Of course it's clouded in marketing strategies and we have to perform sacrilegious actions such as the Mexican Wave, or buy a Valderrama wig (thankfully a fad that seems to be dying down). And of course those having the biggest laugh are the manufacturers of the white and black "Teamgeist" ball, who have sold close to 15 million worldwide since the tournament began, and not the quirky Philosophy Football outfit who make the T-shirt that caught my eye.
But it isn't just that.
Football in its purest form has been present throughout the tournament. Or can you really tell me that the suspense of the semi-final between Germany and Italy - that certainty shared by millions that after 118 minutes of athletic prowess we were in for penalties and then the sudden plot twist, the goal, changing everything - is not football?
Klinsmann's hurried look as Italy celebrated,thinking there are still a couple of minutes, we can turn it round again, urging his men not to give up.
Del Piero's impatient run "to make his appointment with the ball" as my Italian friend so eloquently put it - that's not football?
And Zidane's calm, cool, collected penalty in the semi-final against Portugal, determined, confident - is that not football? The debatable nature of the penalty itself, the arguably boring quality of the game, the impossible task of the referee, the reprehensible anger of Felipao - that's not football?
And it's not just the goals either: the infinite dissection of every move, every decision, every gesture (the wink, the dive, the hug, the shrug); the impossibility of any agreement over an image we have all seen repeatedly (is that a punch or a careless arm-stretch? Did he stamp on his testicles or merely take a gentle step backwards? Was there any contact before he fell?).
Even the debate about whether or not it's scoring goals that matters, that old aesthetic versus result discussion, permeates every preview and every post-match analysis.
What's more, all the traditional tribal enmities come to the surface. Hand in hand with the defence and support of our team comes derision of the other. The danger here is the team's equation with nationality. As a Boca fan, I know I can make swiping statements about River supporters which would never be taken as any more than an expression of the irrational licence that football grants us to vent negative feelings.
Somehow, when it comes to being an Argentinian making a statement about Brazilians, caution is of the upmost importance. Football nationality has nothing to do with real nationality, a leading Scottish-born sportswriter who lives in England said to me last week. Because football is not real, he added.

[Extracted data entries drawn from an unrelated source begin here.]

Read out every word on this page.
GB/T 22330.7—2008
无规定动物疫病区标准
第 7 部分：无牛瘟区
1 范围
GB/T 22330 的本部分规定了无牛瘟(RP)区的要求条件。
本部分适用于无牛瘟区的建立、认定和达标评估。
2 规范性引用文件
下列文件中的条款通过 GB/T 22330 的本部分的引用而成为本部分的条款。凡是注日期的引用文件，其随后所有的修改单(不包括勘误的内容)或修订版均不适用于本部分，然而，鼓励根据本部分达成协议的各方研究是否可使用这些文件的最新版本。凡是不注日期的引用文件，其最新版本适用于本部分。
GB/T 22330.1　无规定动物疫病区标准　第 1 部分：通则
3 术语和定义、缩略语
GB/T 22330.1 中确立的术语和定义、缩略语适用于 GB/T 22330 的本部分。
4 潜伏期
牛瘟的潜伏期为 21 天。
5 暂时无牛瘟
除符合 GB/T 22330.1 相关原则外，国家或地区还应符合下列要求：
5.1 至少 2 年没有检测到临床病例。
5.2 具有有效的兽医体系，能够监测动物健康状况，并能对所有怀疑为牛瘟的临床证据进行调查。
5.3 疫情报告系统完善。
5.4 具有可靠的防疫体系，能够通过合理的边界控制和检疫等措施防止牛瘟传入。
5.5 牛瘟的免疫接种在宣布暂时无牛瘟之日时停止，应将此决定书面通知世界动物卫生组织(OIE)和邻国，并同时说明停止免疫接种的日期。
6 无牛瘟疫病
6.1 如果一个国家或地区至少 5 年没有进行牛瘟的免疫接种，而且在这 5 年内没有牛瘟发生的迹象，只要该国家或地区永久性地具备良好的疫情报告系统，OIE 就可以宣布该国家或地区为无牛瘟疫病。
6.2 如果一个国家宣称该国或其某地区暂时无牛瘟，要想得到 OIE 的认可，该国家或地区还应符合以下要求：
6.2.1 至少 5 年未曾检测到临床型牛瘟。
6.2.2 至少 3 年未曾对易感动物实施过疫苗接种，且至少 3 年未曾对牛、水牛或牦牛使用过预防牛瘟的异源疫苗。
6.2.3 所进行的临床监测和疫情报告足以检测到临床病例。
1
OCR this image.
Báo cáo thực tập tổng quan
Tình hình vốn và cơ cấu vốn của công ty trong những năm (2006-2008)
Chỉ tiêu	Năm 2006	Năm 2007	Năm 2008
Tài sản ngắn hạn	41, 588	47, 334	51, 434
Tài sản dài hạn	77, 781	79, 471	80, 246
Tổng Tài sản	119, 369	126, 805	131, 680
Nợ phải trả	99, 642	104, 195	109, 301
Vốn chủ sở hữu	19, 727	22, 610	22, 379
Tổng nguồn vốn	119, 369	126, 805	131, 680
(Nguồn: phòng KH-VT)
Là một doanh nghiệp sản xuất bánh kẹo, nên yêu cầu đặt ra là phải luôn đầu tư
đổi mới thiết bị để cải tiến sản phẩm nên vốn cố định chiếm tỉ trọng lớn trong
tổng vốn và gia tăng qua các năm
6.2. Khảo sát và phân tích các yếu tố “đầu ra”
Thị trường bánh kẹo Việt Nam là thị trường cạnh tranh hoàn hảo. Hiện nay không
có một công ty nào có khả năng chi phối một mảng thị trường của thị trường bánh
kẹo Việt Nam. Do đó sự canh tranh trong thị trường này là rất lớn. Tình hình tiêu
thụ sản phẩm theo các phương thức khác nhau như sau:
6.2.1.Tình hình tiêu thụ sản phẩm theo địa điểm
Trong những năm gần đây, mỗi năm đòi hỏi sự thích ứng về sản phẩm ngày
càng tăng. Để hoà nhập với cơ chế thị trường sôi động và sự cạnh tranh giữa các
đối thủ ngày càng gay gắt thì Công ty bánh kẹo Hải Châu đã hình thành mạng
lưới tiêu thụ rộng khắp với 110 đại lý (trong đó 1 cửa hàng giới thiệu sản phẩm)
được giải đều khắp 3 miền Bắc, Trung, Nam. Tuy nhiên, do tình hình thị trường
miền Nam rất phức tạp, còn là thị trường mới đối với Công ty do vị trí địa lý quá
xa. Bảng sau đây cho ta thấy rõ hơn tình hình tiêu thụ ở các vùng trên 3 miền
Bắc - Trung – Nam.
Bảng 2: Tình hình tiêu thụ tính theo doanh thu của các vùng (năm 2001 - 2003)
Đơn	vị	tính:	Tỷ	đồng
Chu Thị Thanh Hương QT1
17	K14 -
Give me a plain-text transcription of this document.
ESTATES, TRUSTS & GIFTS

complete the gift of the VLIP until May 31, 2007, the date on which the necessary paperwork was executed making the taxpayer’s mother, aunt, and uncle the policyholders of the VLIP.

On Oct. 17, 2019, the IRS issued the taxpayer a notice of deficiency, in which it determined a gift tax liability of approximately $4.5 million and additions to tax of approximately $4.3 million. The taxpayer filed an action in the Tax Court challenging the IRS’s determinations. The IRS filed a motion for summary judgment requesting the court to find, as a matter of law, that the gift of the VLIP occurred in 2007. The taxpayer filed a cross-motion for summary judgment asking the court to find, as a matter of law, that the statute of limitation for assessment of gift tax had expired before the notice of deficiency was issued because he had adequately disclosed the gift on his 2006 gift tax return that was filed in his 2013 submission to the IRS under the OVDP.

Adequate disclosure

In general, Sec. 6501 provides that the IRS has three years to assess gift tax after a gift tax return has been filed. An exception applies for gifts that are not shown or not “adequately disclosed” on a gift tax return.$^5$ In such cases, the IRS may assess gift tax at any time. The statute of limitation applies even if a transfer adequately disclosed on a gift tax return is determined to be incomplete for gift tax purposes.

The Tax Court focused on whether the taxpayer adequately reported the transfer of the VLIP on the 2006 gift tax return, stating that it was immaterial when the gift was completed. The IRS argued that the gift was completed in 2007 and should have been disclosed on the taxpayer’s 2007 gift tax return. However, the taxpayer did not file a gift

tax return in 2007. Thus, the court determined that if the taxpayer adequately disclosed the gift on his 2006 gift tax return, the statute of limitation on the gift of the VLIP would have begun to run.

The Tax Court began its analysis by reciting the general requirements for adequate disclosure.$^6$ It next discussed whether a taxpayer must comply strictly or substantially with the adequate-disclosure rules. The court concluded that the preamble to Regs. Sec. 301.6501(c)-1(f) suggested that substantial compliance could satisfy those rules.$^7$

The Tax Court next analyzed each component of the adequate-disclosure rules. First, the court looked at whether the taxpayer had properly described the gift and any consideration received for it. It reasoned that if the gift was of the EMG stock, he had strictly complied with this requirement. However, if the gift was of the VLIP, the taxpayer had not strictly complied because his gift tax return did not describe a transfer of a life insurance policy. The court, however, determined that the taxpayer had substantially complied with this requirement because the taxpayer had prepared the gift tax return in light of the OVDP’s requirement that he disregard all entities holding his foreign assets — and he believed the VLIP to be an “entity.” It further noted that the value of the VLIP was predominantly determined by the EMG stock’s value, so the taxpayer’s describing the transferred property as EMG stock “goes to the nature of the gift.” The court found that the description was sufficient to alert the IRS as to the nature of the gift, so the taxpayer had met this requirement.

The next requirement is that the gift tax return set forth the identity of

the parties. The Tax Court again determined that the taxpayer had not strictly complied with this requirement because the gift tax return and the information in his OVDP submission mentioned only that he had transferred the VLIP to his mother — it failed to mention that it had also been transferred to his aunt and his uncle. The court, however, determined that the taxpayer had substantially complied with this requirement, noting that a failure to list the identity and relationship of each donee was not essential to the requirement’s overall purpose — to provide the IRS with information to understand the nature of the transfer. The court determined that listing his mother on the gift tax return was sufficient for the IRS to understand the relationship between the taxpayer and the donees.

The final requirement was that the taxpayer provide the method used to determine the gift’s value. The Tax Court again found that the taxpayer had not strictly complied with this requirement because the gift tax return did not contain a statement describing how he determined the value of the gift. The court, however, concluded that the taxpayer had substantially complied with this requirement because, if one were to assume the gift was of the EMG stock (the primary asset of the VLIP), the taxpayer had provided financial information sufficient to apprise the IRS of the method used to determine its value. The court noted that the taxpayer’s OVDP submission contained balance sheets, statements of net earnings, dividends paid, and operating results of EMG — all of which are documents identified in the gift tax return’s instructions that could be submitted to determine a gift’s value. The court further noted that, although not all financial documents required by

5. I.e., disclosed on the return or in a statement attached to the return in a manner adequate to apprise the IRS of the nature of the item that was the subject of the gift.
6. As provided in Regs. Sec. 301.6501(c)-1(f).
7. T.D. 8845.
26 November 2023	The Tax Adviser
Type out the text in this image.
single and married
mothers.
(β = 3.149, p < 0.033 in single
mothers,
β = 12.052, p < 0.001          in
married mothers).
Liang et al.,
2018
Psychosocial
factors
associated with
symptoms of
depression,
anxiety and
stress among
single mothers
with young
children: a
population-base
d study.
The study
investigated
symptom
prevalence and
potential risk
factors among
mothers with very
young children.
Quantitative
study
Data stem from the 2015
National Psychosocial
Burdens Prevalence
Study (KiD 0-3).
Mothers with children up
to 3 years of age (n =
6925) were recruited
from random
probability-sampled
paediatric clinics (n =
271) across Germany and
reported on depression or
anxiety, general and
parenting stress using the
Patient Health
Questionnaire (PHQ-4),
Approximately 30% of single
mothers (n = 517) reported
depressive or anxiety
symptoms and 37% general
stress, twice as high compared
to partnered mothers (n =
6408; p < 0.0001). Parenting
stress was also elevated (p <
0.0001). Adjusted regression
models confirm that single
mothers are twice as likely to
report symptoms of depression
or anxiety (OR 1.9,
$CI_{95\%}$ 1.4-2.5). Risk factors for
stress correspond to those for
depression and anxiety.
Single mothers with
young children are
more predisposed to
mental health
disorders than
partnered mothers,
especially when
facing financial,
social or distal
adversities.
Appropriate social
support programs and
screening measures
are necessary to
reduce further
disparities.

But some of the exchanges ignited by the event feel real. As one person commentated on an earlier blog of mine, the discord among us is worthy of an Edgar Reitz epic.
Football has everything to do with territoriality. Football is mine, we all feel; I am the one who really knows this game, I understand it in a way that 'others' don't. Football is all about "us" and "them", a battle for territory and possession, and a sense of belonging for individuals through a common objective. Football belongs to all of us, we all have an expert opinion and a personal history and a bundle of shared memories and hopes.
Football is about strategy and poetry. In the words of JB Priestley, Art and Conflict for a shilling.